Pricey it might be compared to some rivals but you get a lot more for your money compared to the Mark VI series. That includes a 5.8 inch colour touch screen (an eight inch display for the SatNav is optional), ABS and ESP which are compulsory in European markets, seven airbags, Automatic Post-Collision Braking System (to prevent the car rolling downhill towards another collision) and an electronic differential lock which VW terms XDS.
The new Golf is 56mm longer and 13mm wider, while the boot gains another 30 litres of cubic capacity, taking it to 380l. A colleague who is six foot two made himself comfortable at the wheel while I, four inches less lanky, positioned myself in the back. The amount of room for rear passengers is like being in Business Class and me, who has always thought of C-segment models as too small to be used as family cars, has finally found one that truly is. I suspect all this means that the next Passat, due out later this year, will become similarly sized to the Mondeo, the current giant of the D segment.
I tried out the optional Park Assist and can report that it works far better than older generation technology, such as you might find in something like the more expensive Skoda Superb. If you're someone who worries about getting parked in, fret no more, for Volkswagen's new system will twirl the wheel to guide you out of the tightest spots – just as for getting into any space, you do need to operate the pedals and shift the gears. An arrow between the instruments tells you when it's safe to move forwards or backwards and a series of beeps warns you when to stop. I can see many people buying a Golf for this feature alone.
This car is infuriatingly difficult to fault. Every control you touch or press is well-weighted, the instrumentation is clear, and the steering has just the right amount of precision in it but somehow also prevents the worst of the potholed winter roads from kicking back. A few hours driving this car – and I tried the 1.6 diesel as well as the 1.4 TSI which are expected to be the top sellers – made me see just why so many owners keep coming back to trade up for the latest model. If it's possible for a car to have been so thoroughly engineered that it gives you a constant sense of well being, then I've now driven it.
Golf production: MQB goes global
While most of the new VW370 series Golfs to be sold in Europe will be sourced from the giant Wolfsburg complex, the car will also be made in China by FAW Volkswagen at the new Foshan plant in Guangdong province.
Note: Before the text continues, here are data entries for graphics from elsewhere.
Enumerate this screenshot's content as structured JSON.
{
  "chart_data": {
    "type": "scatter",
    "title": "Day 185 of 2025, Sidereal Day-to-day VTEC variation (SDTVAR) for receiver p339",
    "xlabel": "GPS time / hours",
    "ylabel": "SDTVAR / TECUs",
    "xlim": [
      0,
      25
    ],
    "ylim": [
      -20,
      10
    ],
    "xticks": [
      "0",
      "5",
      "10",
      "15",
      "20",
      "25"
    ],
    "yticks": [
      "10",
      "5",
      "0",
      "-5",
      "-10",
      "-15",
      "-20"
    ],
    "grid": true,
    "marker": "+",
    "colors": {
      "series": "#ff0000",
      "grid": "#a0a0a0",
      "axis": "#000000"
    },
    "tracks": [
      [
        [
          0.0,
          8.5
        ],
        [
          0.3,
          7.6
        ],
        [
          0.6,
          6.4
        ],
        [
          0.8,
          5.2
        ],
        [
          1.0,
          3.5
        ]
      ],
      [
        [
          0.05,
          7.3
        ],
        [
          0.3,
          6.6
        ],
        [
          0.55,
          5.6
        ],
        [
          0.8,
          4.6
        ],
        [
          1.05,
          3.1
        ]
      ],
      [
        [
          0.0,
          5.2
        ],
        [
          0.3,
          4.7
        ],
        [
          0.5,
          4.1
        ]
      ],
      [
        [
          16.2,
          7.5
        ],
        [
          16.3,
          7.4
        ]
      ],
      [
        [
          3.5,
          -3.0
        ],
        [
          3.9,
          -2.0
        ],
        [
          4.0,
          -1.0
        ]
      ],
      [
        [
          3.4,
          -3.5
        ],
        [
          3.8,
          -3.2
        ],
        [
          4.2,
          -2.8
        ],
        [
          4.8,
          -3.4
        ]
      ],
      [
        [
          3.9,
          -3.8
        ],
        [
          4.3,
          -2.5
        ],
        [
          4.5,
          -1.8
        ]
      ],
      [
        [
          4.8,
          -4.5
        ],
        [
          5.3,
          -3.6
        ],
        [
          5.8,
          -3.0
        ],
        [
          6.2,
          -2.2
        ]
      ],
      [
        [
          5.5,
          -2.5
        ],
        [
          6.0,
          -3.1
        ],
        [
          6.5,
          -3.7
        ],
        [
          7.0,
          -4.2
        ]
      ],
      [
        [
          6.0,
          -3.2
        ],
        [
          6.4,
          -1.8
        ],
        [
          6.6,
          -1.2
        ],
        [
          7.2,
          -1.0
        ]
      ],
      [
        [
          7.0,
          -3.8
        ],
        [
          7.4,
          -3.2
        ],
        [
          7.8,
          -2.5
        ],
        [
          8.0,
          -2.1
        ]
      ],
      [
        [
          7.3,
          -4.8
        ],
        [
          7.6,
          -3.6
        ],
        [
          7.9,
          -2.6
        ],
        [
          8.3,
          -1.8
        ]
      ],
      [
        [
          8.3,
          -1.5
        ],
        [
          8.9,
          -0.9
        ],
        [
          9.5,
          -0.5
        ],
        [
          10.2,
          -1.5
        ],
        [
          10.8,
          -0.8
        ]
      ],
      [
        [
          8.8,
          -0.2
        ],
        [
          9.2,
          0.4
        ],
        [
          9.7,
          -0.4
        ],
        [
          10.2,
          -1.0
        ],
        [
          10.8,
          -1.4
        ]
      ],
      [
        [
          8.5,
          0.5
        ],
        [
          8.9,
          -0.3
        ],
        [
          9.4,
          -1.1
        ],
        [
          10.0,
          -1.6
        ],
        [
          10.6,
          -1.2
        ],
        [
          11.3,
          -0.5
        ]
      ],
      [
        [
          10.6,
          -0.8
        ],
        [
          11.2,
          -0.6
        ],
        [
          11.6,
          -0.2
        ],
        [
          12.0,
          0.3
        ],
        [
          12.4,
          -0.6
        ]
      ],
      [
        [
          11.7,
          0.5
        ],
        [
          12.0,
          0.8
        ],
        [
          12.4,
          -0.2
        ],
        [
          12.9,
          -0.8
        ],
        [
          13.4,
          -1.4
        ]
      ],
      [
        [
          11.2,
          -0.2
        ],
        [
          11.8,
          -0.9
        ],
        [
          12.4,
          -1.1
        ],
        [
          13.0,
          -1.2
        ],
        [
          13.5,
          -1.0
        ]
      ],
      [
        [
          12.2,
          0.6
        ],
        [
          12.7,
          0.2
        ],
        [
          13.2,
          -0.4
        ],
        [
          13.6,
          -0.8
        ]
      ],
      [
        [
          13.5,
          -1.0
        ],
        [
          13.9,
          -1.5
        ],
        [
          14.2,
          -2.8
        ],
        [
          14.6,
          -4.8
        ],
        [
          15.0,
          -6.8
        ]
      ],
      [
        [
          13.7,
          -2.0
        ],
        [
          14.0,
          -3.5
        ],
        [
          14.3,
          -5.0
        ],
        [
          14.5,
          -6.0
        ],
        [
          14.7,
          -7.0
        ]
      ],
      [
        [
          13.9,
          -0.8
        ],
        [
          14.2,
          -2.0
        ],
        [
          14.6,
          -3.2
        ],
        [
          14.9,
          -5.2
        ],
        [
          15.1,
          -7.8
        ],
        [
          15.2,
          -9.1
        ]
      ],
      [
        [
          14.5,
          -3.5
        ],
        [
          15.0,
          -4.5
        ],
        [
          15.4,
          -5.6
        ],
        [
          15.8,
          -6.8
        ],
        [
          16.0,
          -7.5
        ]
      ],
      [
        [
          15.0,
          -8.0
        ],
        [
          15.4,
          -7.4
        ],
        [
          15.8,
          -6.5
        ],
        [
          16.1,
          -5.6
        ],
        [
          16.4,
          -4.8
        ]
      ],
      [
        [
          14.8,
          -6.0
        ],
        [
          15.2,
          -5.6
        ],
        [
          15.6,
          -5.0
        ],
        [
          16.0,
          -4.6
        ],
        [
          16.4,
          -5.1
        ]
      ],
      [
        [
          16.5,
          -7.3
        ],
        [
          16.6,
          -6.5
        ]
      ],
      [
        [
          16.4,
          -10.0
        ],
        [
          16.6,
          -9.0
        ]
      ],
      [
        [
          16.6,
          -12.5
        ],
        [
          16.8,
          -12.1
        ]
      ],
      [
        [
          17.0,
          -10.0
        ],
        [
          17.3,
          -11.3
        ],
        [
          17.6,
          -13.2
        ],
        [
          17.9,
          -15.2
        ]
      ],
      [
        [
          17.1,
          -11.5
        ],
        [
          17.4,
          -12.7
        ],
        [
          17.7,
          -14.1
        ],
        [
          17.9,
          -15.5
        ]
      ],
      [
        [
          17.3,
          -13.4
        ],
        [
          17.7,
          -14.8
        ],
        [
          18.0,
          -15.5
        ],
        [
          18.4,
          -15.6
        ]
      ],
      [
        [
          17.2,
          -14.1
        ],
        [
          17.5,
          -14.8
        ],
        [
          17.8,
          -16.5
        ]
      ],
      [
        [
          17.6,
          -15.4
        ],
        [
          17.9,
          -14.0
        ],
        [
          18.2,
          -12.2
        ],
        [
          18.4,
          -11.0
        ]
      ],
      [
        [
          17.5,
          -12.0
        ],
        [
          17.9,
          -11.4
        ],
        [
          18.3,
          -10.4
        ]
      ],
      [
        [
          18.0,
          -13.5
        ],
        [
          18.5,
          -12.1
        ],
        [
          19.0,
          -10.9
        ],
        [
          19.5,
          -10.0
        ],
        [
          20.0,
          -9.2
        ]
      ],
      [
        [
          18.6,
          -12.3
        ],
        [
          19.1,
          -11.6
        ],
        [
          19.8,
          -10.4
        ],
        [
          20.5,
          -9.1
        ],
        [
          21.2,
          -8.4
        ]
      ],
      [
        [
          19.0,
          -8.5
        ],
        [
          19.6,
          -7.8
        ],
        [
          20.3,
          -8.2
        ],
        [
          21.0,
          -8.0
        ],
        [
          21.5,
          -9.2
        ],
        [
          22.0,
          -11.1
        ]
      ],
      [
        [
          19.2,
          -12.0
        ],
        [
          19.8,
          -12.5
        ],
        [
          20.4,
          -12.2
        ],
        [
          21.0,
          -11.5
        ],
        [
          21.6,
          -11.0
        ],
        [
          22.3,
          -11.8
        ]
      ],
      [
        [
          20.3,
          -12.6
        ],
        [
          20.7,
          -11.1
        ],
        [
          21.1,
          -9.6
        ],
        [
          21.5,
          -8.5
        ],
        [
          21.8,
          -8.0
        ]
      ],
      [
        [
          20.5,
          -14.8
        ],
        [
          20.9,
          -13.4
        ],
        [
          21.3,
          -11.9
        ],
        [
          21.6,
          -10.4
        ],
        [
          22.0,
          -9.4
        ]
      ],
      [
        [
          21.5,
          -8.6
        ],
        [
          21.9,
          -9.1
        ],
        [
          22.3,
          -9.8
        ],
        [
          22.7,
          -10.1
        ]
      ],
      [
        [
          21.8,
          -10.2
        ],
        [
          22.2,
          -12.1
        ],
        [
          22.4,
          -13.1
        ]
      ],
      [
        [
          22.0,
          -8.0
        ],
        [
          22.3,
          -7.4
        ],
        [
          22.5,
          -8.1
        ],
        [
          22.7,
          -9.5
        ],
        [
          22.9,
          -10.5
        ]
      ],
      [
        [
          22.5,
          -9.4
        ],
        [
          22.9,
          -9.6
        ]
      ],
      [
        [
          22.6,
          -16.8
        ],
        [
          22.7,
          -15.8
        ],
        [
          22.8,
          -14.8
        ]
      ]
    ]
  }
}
This factory has been constructed especially for MQB platform cars and is likely to build the forthcoming Audi A3 sedan and, possibly, the new SEAT León too.
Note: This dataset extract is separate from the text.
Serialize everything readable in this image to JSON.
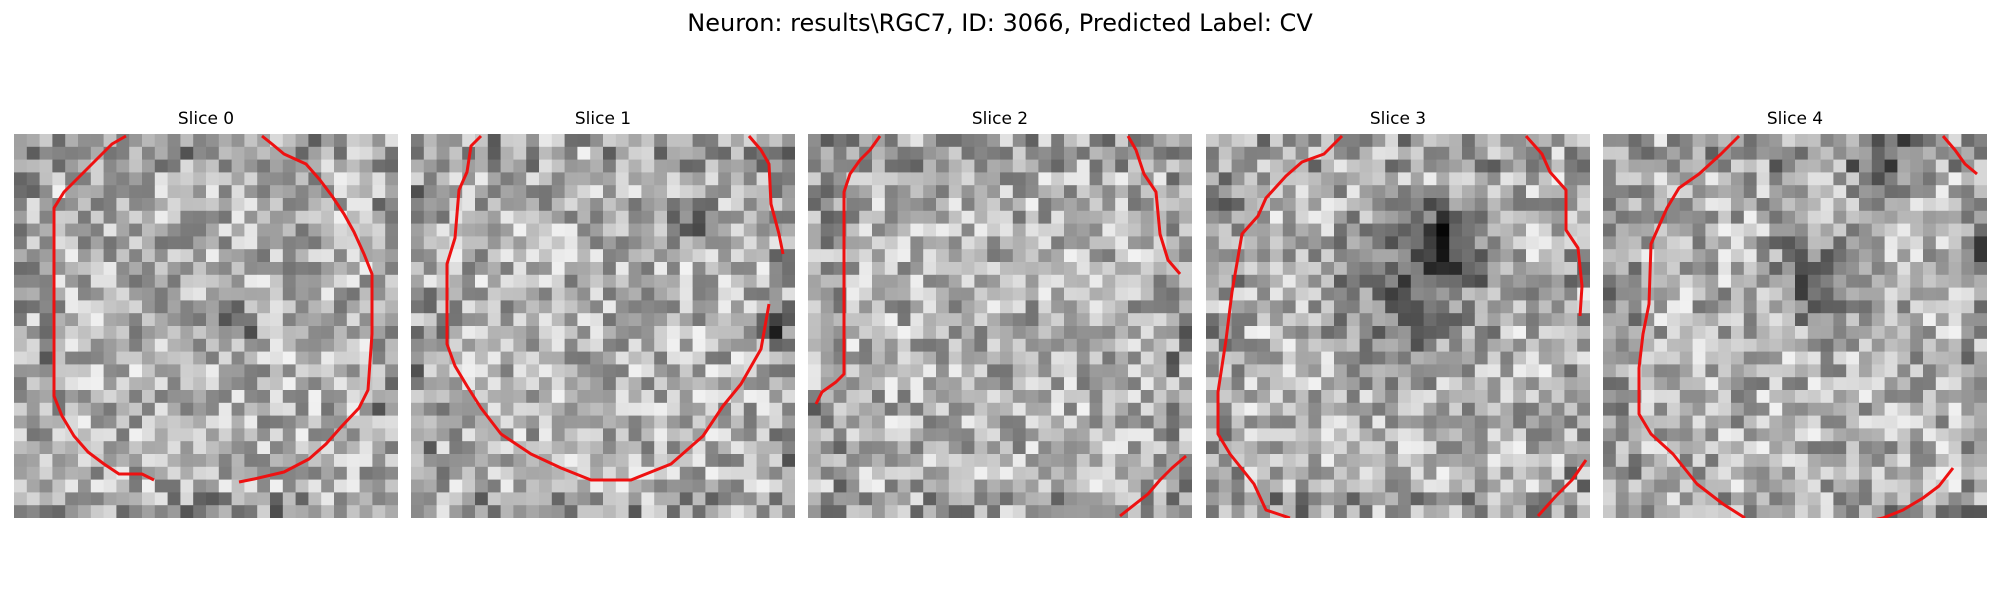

The Puebla plant in Mexico should begin building North America's next Golf and Volkswagen GTI from 2014, and as a replacement for the fourth generation car, still made in Brazil, is well overdue, don't be surprised to see the new Mark VII model entering production at São José dos Pinhais (Curitiba).
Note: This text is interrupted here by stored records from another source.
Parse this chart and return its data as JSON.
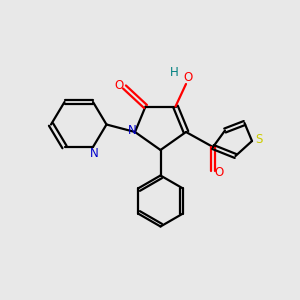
{
  "background_color": "#e8e8e8",
  "atom_colors": {
    "O": "#ff0000",
    "N": "#0000cc",
    "S": "#cccc00",
    "H": "#008080",
    "C": "#000000"
  },
  "figsize": [
    3.0,
    3.0
  ],
  "dpi": 100
}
More Golf derivatives to come
Back in Europe, there are more Golf variants in the pipeline: the estate has just been confirmed for a debut at the Geneva show in March, to be followed by the 88.3mpg and 85g/km BlueMotion, the GTI, as well as a GTD high performance diesel. The GTI will again be powered by a 200PS 2.0-litre turbo engine but a 10PS upgrade will be available, as will VAQ, a mechanically-locking front diff. I asked about the replacement for the Golf Plus and was told that we won't see that model until 2014, the same year as the first plug-in Golf, the Blue-e-Motion, is set to appear.